The dream came back to Marise—the dream where Garth and the stenographer had been whispering together in a room where Marise could not see them.
"I believe he's with her now," the girl thought. "I believe when he went out this morning he went straight to her. He's told her to do something, and she intends to do it."
To that question, "Are you going West?" Zélie had hesitatingly responded, "Ye-es." What did it mean?
CHAPTER XXIV
ACCORDING TO MUMS
That same afternoon, Mary Sorel began a letter to Severance, a letter embroidered with points of admiration, dashes, underlinings, and parentheses.
"Dear Tony," she wrote, for she felt the warm affection of an Egeria, mingled with that of a mother-in-law elect, for him: and it pleased all that was snobbish in her soul to have this intimate feeling for an earl.

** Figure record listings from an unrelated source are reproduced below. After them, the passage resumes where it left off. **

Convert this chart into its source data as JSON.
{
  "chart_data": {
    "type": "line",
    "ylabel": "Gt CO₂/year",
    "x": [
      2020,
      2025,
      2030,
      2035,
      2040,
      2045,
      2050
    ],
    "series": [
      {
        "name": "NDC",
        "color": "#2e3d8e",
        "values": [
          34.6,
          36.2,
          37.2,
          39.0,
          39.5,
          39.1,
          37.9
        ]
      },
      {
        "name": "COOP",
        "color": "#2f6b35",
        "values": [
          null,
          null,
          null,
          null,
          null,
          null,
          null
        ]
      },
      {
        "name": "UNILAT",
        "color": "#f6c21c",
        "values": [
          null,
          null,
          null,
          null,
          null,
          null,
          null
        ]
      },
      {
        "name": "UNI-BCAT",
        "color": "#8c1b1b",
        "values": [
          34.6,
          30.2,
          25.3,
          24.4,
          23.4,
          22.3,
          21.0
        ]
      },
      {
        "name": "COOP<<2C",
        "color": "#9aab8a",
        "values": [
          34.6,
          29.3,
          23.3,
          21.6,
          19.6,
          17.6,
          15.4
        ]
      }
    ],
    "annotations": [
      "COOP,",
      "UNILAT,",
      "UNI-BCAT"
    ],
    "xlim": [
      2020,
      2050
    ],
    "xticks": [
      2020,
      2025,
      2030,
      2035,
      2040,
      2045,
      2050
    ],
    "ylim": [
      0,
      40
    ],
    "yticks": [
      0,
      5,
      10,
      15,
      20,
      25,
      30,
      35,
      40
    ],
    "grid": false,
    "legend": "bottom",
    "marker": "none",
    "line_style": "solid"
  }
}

"Dear Tony, I shall be cabling you about the time you land, according to promise. But I promised as well to write a sort of diary letter, giving you all the developments day by day, and posting the document at the end of the week. Well, this is the first instalment, written—as you'll see by the date—on the day of your sailing.
"How I wish I had better news to give you! But don't be alarmed. Things are not going as we hoped, yet they might be worse. And now you are prepared by that preface, I'll try to tell you exactly the state of affairs!